Waste segregation and management, recycling, renewable energy use, rainwater harvesting, water and energy efficient appliances, sewage treatment and reuse, native trees and gardens, local and seasonal food, public transport and carpooling, avoiding single-use items – by now most of us are familiar with what we need to do to reduce our carbon footprint and tread lightly on the earth. Enough experts, correct information and pathways for schools to become carbon neutral are available.
Rather, what we need, as Pope Francis tells us, is an ecological conversion that enables us to move past our mental barriers and limitations and live harmoniously while renewing and healing the world, both as individuals and as a community.
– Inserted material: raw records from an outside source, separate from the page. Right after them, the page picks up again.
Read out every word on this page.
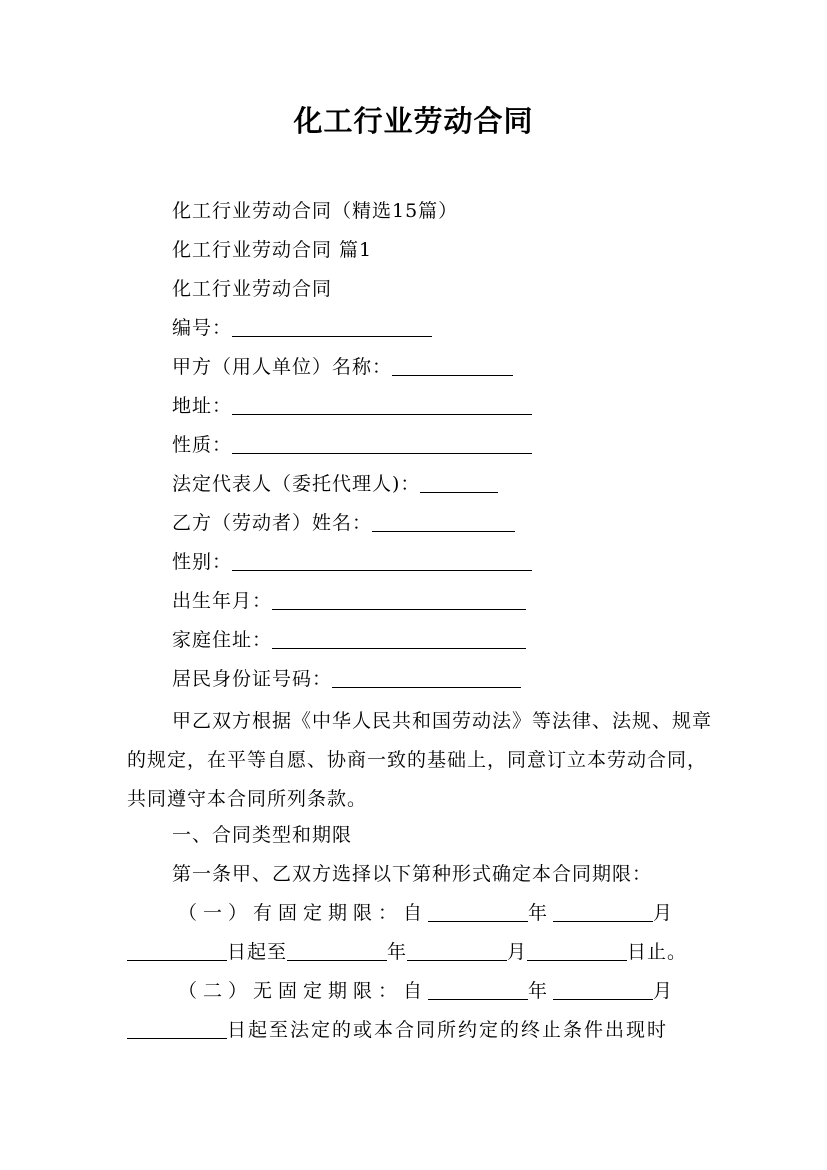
化工行业劳动合同
化工行业劳动合同（精选15篇）
化工行业劳动合同 篇1
化工行业劳动合同
编号：
甲方（用人单位）名称：
地址：
性质：
法定代表人（委托代理人)：
乙方（劳动者）姓名：
性别：
出生年月：
家庭住址：
居民身份证号码：
甲乙双方根据《中华人民共和国劳动法》等法律、法规、规章的规定，在平等自愿、协商一致的基础上，同意订立本劳动合同，共同遵守本合同所列条款。
一、合同类型和期限
第一条甲、乙双方选择以下第种形式确定本合同期限：
（一）有固定期限：自	年	月
日起至	年	月	日止。
（二）无固定期限：自	年	月
日起至法定的或本合同所约定的终止条件出现时
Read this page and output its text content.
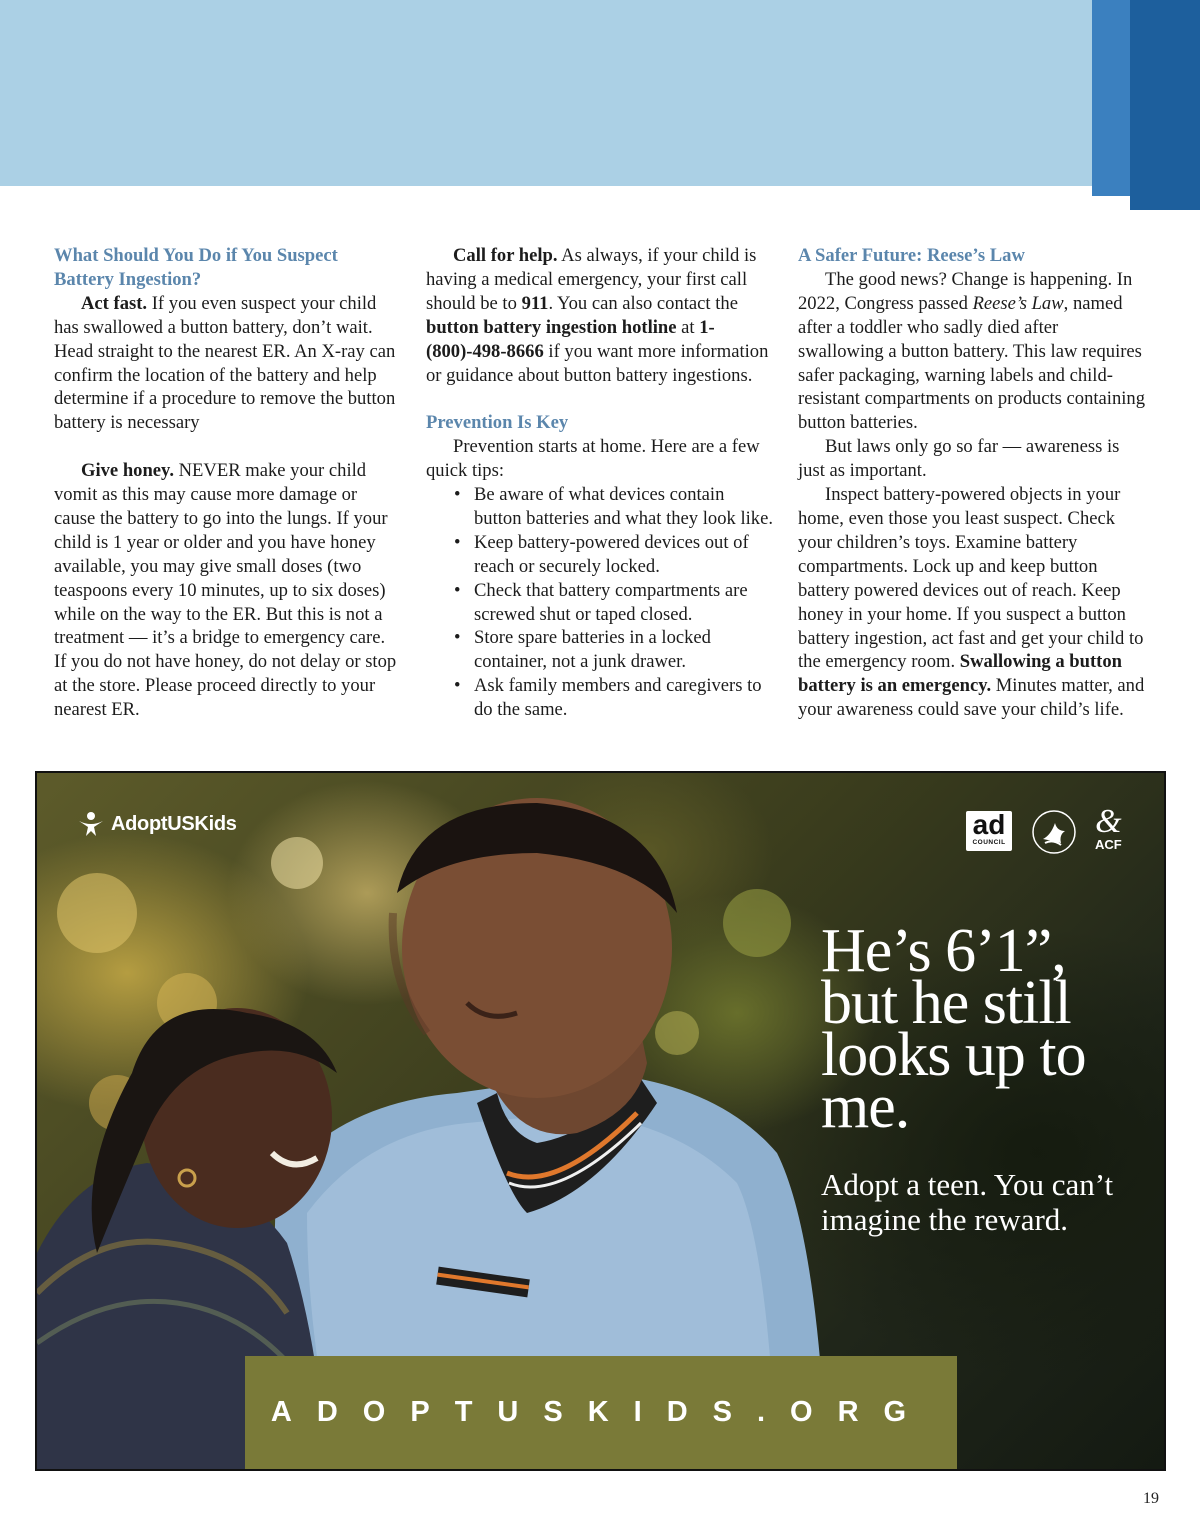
What Should You Do if You Suspect Battery Ingestion?

Act fast. If you even suspect your child has swallowed a button battery, don’t wait. Head straight to the nearest ER. An X-ray can confirm the location of the battery and help determine if a procedure to remove the button battery is necessary

Give honey. NEVER make your child vomit as this may cause more damage or cause the battery to go into the lungs. If your child is 1 year or older and you have honey available, you may give small doses (two teaspoons every 10 minutes, up to six doses) while on the way to the ER. But this is not a treatment — it’s a bridge to emergency care. If you do not have honey, do not delay or stop at the store. Please proceed directly to your nearest ER.

Call for help. As always, if your child is having a medical emergency, your first call should be to 911. You can also contact the button battery ingestion hotline at 1-(800)-498-8666 if you want more information or guidance about button battery ingestions.

Prevention Is Key

Prevention starts at home. Here are a few quick tips:

• Be aware of what devices contain button batteries and what they look like.
• Keep battery-powered devices out of reach or securely locked.
• Check that battery compartments are screwed shut or taped closed.
• Store spare batteries in a locked container, not a junk drawer.
• Ask family members and caregivers to do the same.
A Safer Future: Reese’s Law

The good news? Change is happening. In 2022, Congress passed Reese’s Law, named after a toddler who sadly died after swallowing a button battery. This law requires safer packaging, warning labels and child-resistant compartments on products containing button batteries.

But laws only go so far — awareness is just as important.

Inspect battery-powered objects in your home, even those you least suspect. Check your children’s toys. Examine battery compartments. Lock up and keep button battery powered devices out of reach. Keep honey in your home. If you suspect a button battery ingestion, act fast and get your child to the emergency room. Swallowing a button battery is an emergency. Minutes matter, and your awareness could save your child’s life.

AdoptUSKids	ad
COUNCIL
&
ACF
He’s 6’1”, but he still looks up to me.

Adopt a teen. You can’t imagine the reward.

ADOPTUSKIDS.ORG
19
Without this ecological conversion, we risk not doing enough to avert a planetary crisis – at present our collective global actions to avert catastrophic climate change in this century are inadequate; and commitments and pledges to reduce emissions must be actualised to really make a difference in the global warming trajectory.
What better place to achieve, undergo and demonstrate ecological conversion than our schools? Schools are the loci for transformation, where students understand values, relationships, rights and duties just as much as they learn concepts and subjects. Many of our schools already unearth and impart ecological values, and the possibilities are endless: a Maths class doubles as a lesson on economic inequalities and why we have to share, language classes deepen appreciation for the natural world, history shows how important adequate resources are for a stable civilisation, and so on.
In a carbon neutral school, these ecological values are brought to life right from the crucial formative years. A student who routinely disposes waste in segregated bins and gleefully observes compost forming in the campus will earnestly replicate the set-up in society. Children who routinely switch off appliances when not in use and learn under natural lights and well-ventilated spaces are healthier, more tolerant to weather changes and less likely to utilise electricity-guzzling air conditioners. Those who ride the school van or bus or cycle together with friends to school are more likely to adapt to public transport and campaign for bicycle spaces in the city. Children who play under trees are keenly aware of the loss of birdsong in sterilised apartments, and are motivated to act against biodiversity loss. Students who are constantly encouraged to find alternatives to paper, plastic and polystyrene for school projects are getting trained in lateral thinking and for exercising their creativity in solving ecological challenges as adults. Ecological practices become the norm, as it ought to be.
As adults, we are guilty of 'stealing' from our children through disproportionate resource use, leaving the next generation an increasingly unequal, chaotic and disordered future. By undergoing and imparting ecological conversion, we begin to restore right relationships with God, each other and nature.
We may find it difficult to bring about a change because of the challenges brought about by the COVID-19 pandemic, but not committing to renewing the earth is tantamount to condemning our children to abject misery as adults who will spend their lives in a constant struggle for food, water, and shelter from climate disasters. The world is much larger than our present suffering, selfishness, greed, pettiness and short-sightedness. Through ecological conversion brought about in our carbon-neutral schools, may we not let our children fall to these fallacies.